Rose smiled and bit her lip. "I think that's it," she murmured. "I've never cared for anybody--like that. At least, I don't think I have."

"'When in doubt, don't,'" resumed the other, taking refuge in a platitude. "Is there any one of that faithful procession whom you particularly regret?"

"No," answered Rose, truthfully.

"Love is like a vaccination," continued the little lady in grey, with seeming irrelevance. "When it takes, you don't have to be told."

Her tone was light, almost flippant, and Rose, in her turn, wondered at the woman and her marvellous self-control. At twenty-five, Madame Bernard married a young French soldier, who had chosen to serve his adopted country in the War of the Rebellion. In less than three months, her gallant Captain was brought home to her--dead.

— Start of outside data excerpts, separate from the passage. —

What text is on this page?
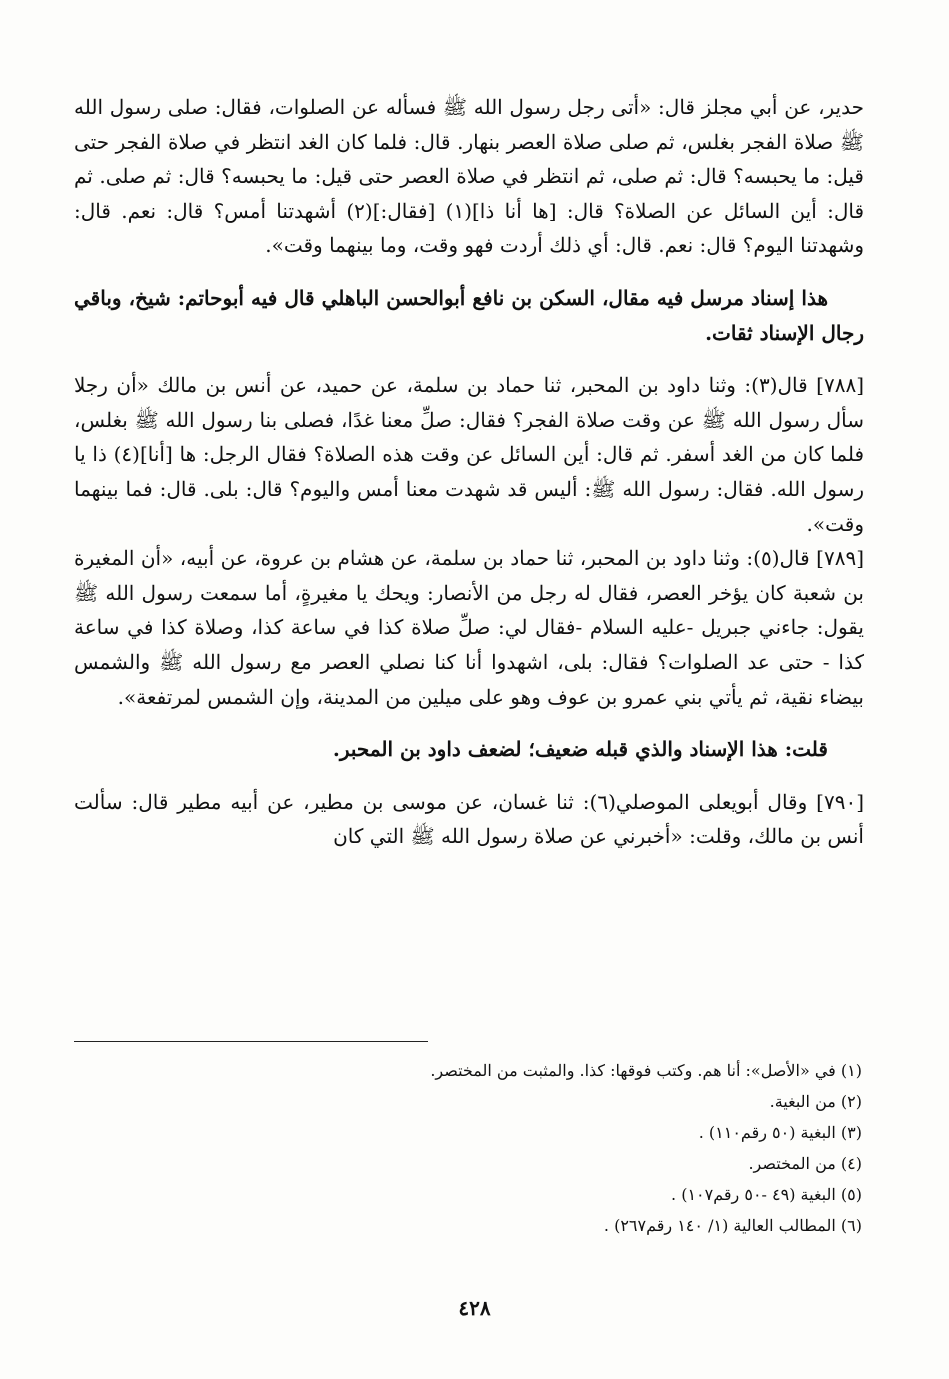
حدير، عن أبي مجلز قال: «أتى رجل رسول الله ﷺ فسأله عن الصلوات، فقال: صلى رسول الله ﷺ صلاة الفجر بغلس، ثم صلى صلاة العصر بنهار. قال: فلما كان الغد انتظر في صلاة الفجر حتى قيل: ما يحبسه؟ قال: ثم صلى، ثم انتظر في صلاة العصر حتى قيل: ما يحبسه؟ قال: ثم صلى. ثم قال: أين السائل عن الصلاة؟ قال: [ها أنا ذا](١) [فقال:](٢) أشهدتنا أمس؟ قال: نعم. قال: وشهدتنا اليوم؟ قال: نعم. قال: أي ذلك أردت فهو وقت، وما بينهما وقت».

هذا إسناد مرسل فيه مقال، السكن بن نافع أبوالحسن الباهلي قال فيه أبوحاتم: شيخ، وباقي رجال الإسناد ثقات.

[٧٨٨] قال(٣): وثنا داود بن المحبر، ثنا حماد بن سلمة، عن حميد، عن أنس بن مالك «أن رجلا سأل رسول الله ﷺ عن وقت صلاة الفجر؟ فقال: صلِّ معنا غدًا، فصلى بنا رسول الله ﷺ بغلس، فلما كان من الغد أسفر. ثم قال: أين السائل عن وقت هذه الصلاة؟ فقال الرجل: ها [أنا](٤) ذا يا رسول الله. فقال: رسول الله ﷺ: أليس قد شهدت معنا أمس واليوم؟ قال: بلى. قال: فما بينهما وقت».

[٧٨٩] قال(٥): وثنا داود بن المحبر، ثنا حماد بن سلمة، عن هشام بن عروة، عن أبيه، «أن المغيرة بن شعبة كان يؤخر العصر، فقال له رجل من الأنصار: ويحك يا مغيرةٍ، أما سمعت رسول الله ﷺ يقول: جاءني جبريل -عليه السلام -فقال لي: صلِّ صلاة كذا في ساعة كذا، وصلاة كذا في ساعة كذا - حتى عد الصلوات؟ فقال: بلى، اشهدوا أنا كنا نصلي العصر مع رسول الله ﷺ والشمس بيضاء نقية، ثم يأتي بني عمرو بن عوف وهو على ميلين من المدينة، وإن الشمس لمرتفعة».

قلت: هذا الإسناد والذي قبله ضعيف؛ لضعف داود بن المحبر.

[٧٩٠] وقال أبويعلى الموصلي(٦): ثنا غسان، عن موسى بن مطير، عن أبيه مطير قال: سألت أنس بن مالك، وقلت: «أخبرني عن صلاة رسول الله ﷺ التي كان

(١) في «الأصل»: أنا هم. وكتب فوقها: كذا. والمثبت من المختصر.

(٢) من البغية.

(٣) البغية (٥٠ رقم١١٠) .

(٤) من المختصر.

(٥) البغية (٤٩ -٥٠ رقم١٠٧) .

(٦) المطالب العالية (١/ ١٤٠ رقم٢٦٧) .

٤٢٨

For a long time, she hovered uncertainly between life and death. Then, one day, she sat up and asked for a mirror. The ghost of her former self looked back at her, for her colour was gone, her hair was quickly turning grey, and the light had vanished from her eyes. Yet the valiant spirit was not broken, and that day, with high resolve, she sent her soul forward upon the new way.

"He was a soldier," she said, "and I, his wife, will be a soldier too. He faced Death bravely and I shall meet Life with as much courage as God will give me. But do not, oh, do not even speak his name to me, or I shall forget I am a soldier and become a woman again."